Anyway...after a wonderful trip to the seaside in France a couple of weeks ago, my sister and I decided that we could definitely make our own Moules Marinière and we definitely didn't need to fall into the tourist trap and pay for a ridiculously overpriced meal. We hastily and over-excitedly bought 2 kilos of local and very fresh mussels. That is an awful lot of moules for 3 people, but I didn't really know how to get the fishmonger's attention and get him to stop filling the bag!
Both my sister and I assumed that the other was a dab hand at preparing this particular meal. We get home:
"So, what do we do?"
"What?! I don't know, I thought you knew!"
Uh oh. We scoured the shelves and found a couple of old French recipe books. Neither of which contained the right instructions. We've both eaten moules marinière a few times in our lives so we just decided to take a stab at it! And it turned out pretty tasty, so I thought I'd share what we did here in case anyone else finds themselves in a similar situation.
This 'recette' is for 2 kilos of mussels. This could easily feed 4 - 6 people.
2 kg of clean Mussels
6 bulbs of some spring onions we'd used in a salad the day before - or try shallots, chopped
4 gloves of garlic, finely chopped
1.5 glasses of white wine - make sure it's a tasty one so you can enjoy a few glasses with your meal. Or drink the whole lot whilst cooking and find something else suitable for dinner. Of course we didn't do that.
A couple of large knobs of butter
A splash of olive oil
A large handful of fresh parsley, roughly chopped
A pinch of salt and pepper
A load of potatoes chopped up into chips
We suspect that at some point your supposed to put some cream in. However a) we didn't have any cream, and b) we weren't sure when to put it in. So we decided to omit it.
Before tackling the mussels, my sister used a deep fat fryer to start the chips. On a medium heat deep fry the chips for about 6 minutes. Remove from fryer and set aside. Then turn up the heat as much as possible. While the oil is heating up prepare the mussels.
1. Find a saucepan large enough for your mussels. Splash oil in pan, add butter, and place over a medium heat.
2. Once butter has started to melt chuck in chopped onions/shallots and garlic and allow to soften, moving it about with a wooden spoon occasionally to prevent sticking and burning.
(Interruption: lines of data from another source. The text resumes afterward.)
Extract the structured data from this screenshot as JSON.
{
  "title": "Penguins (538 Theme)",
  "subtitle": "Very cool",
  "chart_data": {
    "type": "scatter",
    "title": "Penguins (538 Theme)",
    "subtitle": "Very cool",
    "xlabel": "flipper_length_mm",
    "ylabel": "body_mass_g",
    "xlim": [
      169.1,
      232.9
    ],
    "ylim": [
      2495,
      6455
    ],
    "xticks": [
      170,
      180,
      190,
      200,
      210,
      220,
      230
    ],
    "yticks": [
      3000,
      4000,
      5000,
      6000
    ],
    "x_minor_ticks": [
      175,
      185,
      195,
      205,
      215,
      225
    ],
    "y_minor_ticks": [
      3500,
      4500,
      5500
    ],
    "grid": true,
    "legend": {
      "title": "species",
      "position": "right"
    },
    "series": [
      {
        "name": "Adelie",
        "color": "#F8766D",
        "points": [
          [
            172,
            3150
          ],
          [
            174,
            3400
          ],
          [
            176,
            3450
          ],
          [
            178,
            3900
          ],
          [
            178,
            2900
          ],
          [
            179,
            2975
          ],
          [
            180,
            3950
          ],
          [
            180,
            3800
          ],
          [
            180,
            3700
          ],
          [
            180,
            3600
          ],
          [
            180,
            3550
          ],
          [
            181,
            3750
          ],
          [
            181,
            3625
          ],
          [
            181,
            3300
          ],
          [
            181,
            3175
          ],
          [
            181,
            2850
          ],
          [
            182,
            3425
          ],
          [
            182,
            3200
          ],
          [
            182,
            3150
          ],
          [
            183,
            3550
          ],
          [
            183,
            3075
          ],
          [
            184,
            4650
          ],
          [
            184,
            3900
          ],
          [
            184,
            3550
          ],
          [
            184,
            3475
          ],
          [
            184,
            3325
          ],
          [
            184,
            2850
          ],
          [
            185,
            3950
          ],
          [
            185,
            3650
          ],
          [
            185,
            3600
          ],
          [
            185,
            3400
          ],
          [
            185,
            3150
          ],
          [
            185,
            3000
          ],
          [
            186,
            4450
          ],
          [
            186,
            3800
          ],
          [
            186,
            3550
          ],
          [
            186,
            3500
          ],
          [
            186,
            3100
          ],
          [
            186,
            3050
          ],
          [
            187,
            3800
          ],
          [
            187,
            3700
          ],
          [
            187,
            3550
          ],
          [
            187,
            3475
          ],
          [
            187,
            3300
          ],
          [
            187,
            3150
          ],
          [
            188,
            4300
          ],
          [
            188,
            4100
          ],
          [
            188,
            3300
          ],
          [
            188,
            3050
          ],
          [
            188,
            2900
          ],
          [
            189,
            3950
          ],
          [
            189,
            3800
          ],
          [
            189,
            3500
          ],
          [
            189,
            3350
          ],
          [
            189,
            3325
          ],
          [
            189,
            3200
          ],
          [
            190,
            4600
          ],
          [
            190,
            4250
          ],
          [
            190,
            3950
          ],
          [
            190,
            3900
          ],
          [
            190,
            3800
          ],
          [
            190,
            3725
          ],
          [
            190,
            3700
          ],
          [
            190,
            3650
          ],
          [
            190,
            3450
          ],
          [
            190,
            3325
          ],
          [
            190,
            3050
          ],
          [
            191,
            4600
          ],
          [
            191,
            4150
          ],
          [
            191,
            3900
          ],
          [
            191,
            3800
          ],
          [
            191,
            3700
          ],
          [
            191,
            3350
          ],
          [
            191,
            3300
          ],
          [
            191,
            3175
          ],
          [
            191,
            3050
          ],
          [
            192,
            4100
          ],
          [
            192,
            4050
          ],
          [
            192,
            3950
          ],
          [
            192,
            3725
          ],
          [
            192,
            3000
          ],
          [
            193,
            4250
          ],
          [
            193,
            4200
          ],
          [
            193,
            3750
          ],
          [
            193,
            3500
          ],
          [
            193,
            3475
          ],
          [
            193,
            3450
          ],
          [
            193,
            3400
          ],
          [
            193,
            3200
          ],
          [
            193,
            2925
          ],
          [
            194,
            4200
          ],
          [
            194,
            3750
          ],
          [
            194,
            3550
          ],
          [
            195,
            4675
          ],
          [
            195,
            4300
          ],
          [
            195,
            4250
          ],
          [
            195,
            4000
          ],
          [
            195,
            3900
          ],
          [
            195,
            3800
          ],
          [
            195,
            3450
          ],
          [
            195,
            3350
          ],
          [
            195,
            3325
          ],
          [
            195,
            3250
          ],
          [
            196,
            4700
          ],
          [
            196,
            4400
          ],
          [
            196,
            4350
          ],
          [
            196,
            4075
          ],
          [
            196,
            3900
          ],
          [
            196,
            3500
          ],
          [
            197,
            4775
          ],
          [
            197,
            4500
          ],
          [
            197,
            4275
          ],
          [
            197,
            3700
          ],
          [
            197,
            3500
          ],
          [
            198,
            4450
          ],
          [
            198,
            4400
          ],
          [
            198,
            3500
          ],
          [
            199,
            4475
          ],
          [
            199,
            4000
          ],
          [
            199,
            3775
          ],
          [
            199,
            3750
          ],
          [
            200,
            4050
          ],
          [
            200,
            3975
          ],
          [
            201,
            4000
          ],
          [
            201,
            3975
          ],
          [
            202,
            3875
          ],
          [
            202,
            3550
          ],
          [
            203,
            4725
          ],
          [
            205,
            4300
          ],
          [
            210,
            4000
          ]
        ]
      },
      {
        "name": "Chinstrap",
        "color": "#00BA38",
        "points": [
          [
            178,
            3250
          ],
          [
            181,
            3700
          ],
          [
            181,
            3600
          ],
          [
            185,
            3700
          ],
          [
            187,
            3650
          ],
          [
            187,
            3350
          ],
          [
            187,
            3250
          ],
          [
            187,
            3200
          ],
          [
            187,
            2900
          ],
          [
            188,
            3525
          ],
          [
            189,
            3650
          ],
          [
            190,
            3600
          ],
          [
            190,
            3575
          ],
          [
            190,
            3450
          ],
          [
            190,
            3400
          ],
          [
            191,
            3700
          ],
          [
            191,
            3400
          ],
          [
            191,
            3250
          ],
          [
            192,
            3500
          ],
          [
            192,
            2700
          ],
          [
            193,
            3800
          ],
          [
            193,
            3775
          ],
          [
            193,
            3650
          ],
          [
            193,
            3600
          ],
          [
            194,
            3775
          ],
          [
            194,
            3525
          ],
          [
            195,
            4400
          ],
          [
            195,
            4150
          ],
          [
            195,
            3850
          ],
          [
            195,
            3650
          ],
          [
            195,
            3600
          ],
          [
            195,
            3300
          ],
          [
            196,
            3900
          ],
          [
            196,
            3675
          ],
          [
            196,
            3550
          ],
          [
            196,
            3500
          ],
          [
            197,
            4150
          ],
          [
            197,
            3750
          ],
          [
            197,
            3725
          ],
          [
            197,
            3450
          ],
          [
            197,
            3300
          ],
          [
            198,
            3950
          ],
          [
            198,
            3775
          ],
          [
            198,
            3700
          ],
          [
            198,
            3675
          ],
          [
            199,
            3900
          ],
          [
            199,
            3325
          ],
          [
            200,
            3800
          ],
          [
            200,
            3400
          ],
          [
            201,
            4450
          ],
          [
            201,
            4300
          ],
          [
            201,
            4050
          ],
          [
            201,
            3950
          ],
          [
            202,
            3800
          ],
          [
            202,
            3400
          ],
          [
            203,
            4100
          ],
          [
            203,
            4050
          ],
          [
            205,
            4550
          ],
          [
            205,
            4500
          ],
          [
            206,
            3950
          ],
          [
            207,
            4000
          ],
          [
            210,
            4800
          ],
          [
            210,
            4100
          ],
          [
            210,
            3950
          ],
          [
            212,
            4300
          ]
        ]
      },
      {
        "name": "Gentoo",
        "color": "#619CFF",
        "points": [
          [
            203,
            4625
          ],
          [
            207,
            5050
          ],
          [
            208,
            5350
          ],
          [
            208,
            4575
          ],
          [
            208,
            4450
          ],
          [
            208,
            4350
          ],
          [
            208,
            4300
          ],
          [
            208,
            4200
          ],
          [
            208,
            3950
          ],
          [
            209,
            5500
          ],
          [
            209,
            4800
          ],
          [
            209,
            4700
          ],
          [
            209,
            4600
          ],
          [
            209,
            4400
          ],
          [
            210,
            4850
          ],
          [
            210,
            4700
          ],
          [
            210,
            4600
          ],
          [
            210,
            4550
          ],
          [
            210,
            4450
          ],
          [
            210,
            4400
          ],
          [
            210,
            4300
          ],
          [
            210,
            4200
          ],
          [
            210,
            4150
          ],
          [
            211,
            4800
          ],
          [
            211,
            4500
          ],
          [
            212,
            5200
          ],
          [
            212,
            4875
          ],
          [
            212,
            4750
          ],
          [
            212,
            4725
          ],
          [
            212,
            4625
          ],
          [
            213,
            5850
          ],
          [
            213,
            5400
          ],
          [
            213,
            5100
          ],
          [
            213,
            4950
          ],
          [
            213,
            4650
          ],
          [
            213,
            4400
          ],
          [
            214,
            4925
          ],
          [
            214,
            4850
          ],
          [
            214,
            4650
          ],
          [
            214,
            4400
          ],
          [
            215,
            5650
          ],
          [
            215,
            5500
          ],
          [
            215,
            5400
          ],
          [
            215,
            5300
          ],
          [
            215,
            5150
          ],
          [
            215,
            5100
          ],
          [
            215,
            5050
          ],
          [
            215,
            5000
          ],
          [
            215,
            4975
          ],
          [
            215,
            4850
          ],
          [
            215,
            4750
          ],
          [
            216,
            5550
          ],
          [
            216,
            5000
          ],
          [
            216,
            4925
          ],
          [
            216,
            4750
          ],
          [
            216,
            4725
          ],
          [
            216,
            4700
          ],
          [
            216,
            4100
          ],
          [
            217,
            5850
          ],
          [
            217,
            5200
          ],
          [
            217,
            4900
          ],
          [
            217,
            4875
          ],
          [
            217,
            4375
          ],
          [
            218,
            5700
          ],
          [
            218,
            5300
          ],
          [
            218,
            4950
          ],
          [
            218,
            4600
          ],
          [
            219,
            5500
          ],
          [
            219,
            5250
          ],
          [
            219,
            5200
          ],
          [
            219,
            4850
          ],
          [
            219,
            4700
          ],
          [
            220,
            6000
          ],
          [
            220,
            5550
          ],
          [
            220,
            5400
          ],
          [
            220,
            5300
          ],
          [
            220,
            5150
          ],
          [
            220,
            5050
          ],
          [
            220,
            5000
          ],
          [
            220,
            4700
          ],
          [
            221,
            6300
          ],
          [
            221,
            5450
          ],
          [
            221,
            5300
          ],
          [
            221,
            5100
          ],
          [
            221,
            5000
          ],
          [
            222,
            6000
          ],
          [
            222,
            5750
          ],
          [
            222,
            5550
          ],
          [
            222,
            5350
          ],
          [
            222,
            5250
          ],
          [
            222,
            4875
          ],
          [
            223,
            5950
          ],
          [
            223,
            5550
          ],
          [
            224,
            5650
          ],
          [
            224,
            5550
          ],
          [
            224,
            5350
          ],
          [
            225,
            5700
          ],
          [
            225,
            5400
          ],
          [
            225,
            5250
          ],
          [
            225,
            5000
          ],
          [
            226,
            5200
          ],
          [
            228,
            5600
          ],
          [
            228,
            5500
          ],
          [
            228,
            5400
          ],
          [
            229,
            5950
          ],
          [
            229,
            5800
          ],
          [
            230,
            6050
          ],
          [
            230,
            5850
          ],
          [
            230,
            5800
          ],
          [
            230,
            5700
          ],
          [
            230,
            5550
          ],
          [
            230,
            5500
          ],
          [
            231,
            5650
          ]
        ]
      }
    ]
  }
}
Make sure your pan doesn't get to hot.
3. When the onions and garlic are nice and soft place all the mussels in the pan. Throw over the wine, some salt and pepper, turn up the heat a bit and put the lid on.
4. Leave the mussels to steam for about 5 minutes. When the mussels have opened remove from the heat. We were fortunate enough to have a glass topped pan so we could judge by our eyes rather than time, but I reckon 5 minutes will do it.
5. Now carefully put the chips back in the fryer for another 3 minutes.
6. Sprinkle the parsley over the mussels, give it a stir and then place the contents of the pan in a lovely serving dish. And serve.
7. Remove the chips from the fryer, give them a good shake. And serve.
Et voilà! Bon appétit! They were wonderful - you could tell they were fresh and hadn't travelled far. None of that weird chewiness where you resort to an open-jawed, no biting, weak smile to convey delight and maturity of your taste buds!